A bloom filter is a probabilistic data structure that approximates a set. There are a lot of advantages of using bloom filters over set. In case of a set, you need to store all the elements in the set. Whereas if you prioritise fast lookups over some amount of inaccuracy, what is called as cache hit-miss, then bloom filters are really great examples of efficient data storage. Now, there are a lot of examples where bloom filters are used today, but what I want to focus on is how they are used in parquet data format.
Parquet (spelled “pa—kay”) is a column-oriented storage format. Common filtering techniques use either statistics, min/max values, or dictionary. These methods still rely on row-level or page-level metadata. And more often than not, the gains from using min/max or dictionary filters is a direct consequence of how smartly the data engineer has worked on sampling data in the parquet files.
Using bloom filters for predicate pushdown gives more granular filtering options on column chunks within a row group. Like dictionaries, they are embedded within the row group. As the time of writing, Apache only supports split block bloom filter (SSBF) according to their official documentation. SSBF is essentially a standard bloom filter with the only difference being how they are structured. Think of it like a bloom filter within a bloom filter. A parent bloom filter is divided into many (256 bit) blocks which, in turn, are subdivided into more (32 bits) words.

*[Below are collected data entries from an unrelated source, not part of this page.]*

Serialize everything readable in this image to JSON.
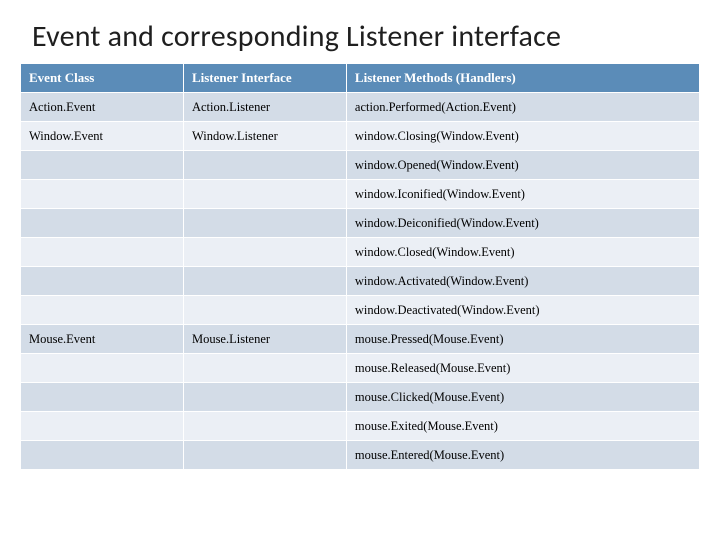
{
  "title": "Event and corresponding Listener interface",
  "headers": {
    "col1": "Event Class",
    "col2": "Listener Interface",
    "col3": "Listener Methods (Handlers)"
  },
  "rows": [
    {
      "event": "Action.Event",
      "listener": "Action.Listener",
      "method": "action.Performed(Action.Event)"
    },
    {
      "event": "Window.Event",
      "listener": "Window.Listener",
      "method": "window.Closing(Window.Event)"
    },
    {
      "event": "",
      "listener": "",
      "method": "window.Opened(Window.Event)"
    },
    {
      "event": "",
      "listener": "",
      "method": "window.Iconified(Window.Event)"
    },
    {
      "event": "",
      "listener": "",
      "method": "window.Deiconified(Window.Event)"
    },
    {
      "event": "",
      "listener": "",
      "method": "window.Closed(Window.Event)"
    },
    {
      "event": "",
      "listener": "",
      "method": "window.Activated(Window.Event)"
    },
    {
      "event": "",
      "listener": "",
      "method": "window.Deactivated(Window.Event)"
    },
    {
      "event": "Mouse.Event",
      "listener": "Mouse.Listener",
      "method": "mouse.Pressed(Mouse.Event)"
    },
    {
      "event": "",
      "listener": "",
      "method": "mouse.Released(Mouse.Event)"
    },
    {
      "event": "",
      "listener": "",
      "method": "mouse.Clicked(Mouse.Event)"
    },
    {
      "event": "",
      "listener": "",
      "method": "mouse.Exited(Mouse.Event)"
    },
    {
      "event": "",
      "listener": "",
      "method": "mouse.Entered(Mouse.Event)"
    }
  ]
}
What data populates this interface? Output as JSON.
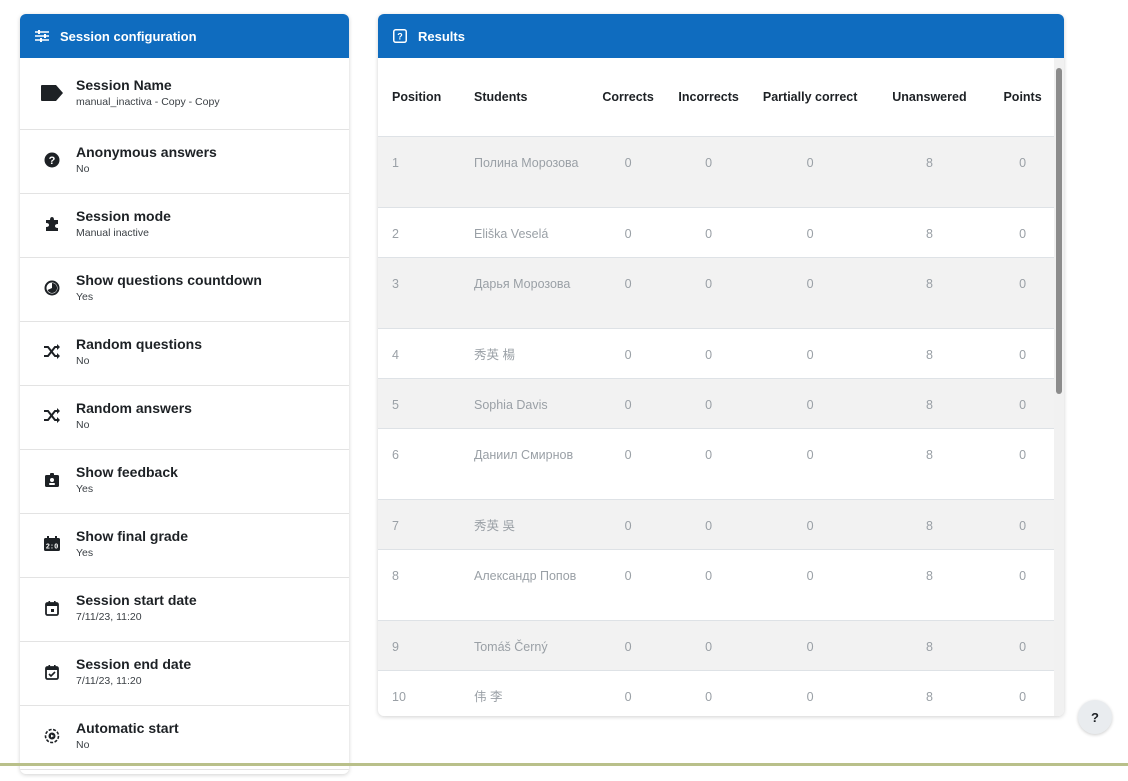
{
  "config": {
    "header": "Session configuration",
    "items": [
      {
        "title": "Session Name",
        "value": "manual_inactiva - Copy - Copy",
        "icon": "tag-icon"
      },
      {
        "title": "Anonymous answers",
        "value": "No",
        "icon": "question-circle-icon"
      },
      {
        "title": "Session mode",
        "value": "Manual inactive",
        "icon": "puzzle-icon"
      },
      {
        "title": "Show questions countdown",
        "value": "Yes",
        "icon": "countdown-icon"
      },
      {
        "title": "Random questions",
        "value": "No",
        "icon": "shuffle-icon"
      },
      {
        "title": "Random answers",
        "value": "No",
        "icon": "shuffle-icon"
      },
      {
        "title": "Show feedback",
        "value": "Yes",
        "icon": "id-badge-icon"
      },
      {
        "title": "Show final grade",
        "value": "Yes",
        "icon": "scoreboard-icon"
      },
      {
        "title": "Session start date",
        "value": "7/11/23, 11:20",
        "icon": "calendar-icon"
      },
      {
        "title": "Session end date",
        "value": "7/11/23, 11:20",
        "icon": "calendar-check-icon"
      },
      {
        "title": "Automatic start",
        "value": "No",
        "icon": "auto-start-icon"
      }
    ]
  },
  "results": {
    "header": "Results",
    "columns": {
      "position": "Position",
      "students": "Students",
      "corrects": "Corrects",
      "incorrects": "Incorrects",
      "partial": "Partially correct",
      "unanswered": "Unanswered",
      "points": "Points"
    },
    "rows": [
      {
        "position": "1",
        "student": "Полина Морозова",
        "corrects": "0",
        "incorrects": "0",
        "partial": "0",
        "unanswered": "8",
        "points": "0"
      },
      {
        "position": "2",
        "student": "Eliška Veselá",
        "corrects": "0",
        "incorrects": "0",
        "partial": "0",
        "unanswered": "8",
        "points": "0"
      },
      {
        "position": "3",
        "student": "Дарья Морозова",
        "corrects": "0",
        "incorrects": "0",
        "partial": "0",
        "unanswered": "8",
        "points": "0"
      },
      {
        "position": "4",
        "student": "秀英 楊",
        "corrects": "0",
        "incorrects": "0",
        "partial": "0",
        "unanswered": "8",
        "points": "0"
      },
      {
        "position": "5",
        "student": "Sophia Davis",
        "corrects": "0",
        "incorrects": "0",
        "partial": "0",
        "unanswered": "8",
        "points": "0"
      },
      {
        "position": "6",
        "student": "Даниил Смирнов",
        "corrects": "0",
        "incorrects": "0",
        "partial": "0",
        "unanswered": "8",
        "points": "0"
      },
      {
        "position": "7",
        "student": "秀英 吳",
        "corrects": "0",
        "incorrects": "0",
        "partial": "0",
        "unanswered": "8",
        "points": "0"
      },
      {
        "position": "8",
        "student": "Александр Попов",
        "corrects": "0",
        "incorrects": "0",
        "partial": "0",
        "unanswered": "8",
        "points": "0"
      },
      {
        "position": "9",
        "student": "Tomáš Černý",
        "corrects": "0",
        "incorrects": "0",
        "partial": "0",
        "unanswered": "8",
        "points": "0"
      },
      {
        "position": "10",
        "student": "伟 李",
        "corrects": "0",
        "incorrects": "0",
        "partial": "0",
        "unanswered": "8",
        "points": "0"
      }
    ]
  },
  "help": {
    "label": "?"
  },
  "colors": {
    "brand": "#0f6cbf",
    "stripe": "#f2f2f2",
    "muted_text": "#9aa0a6"
  }
}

I created a bloom filter simulator which helps to visualise what happens at block and word level when a new column value is inserted. By choosing the number of rows and false-positive probability we can determine the size of the bloom filter. If this simulator breaks, here is the hosted file.
Implementing bloom filter at different levels is a deliberate CPU optimisation trick to prevent frequent hash collisions and make lookup faster. Logically, it is just one Bloom filter per column chunk, whose capacity and false-positive rate are determined by bits-per-insert and the number of inserted hash values.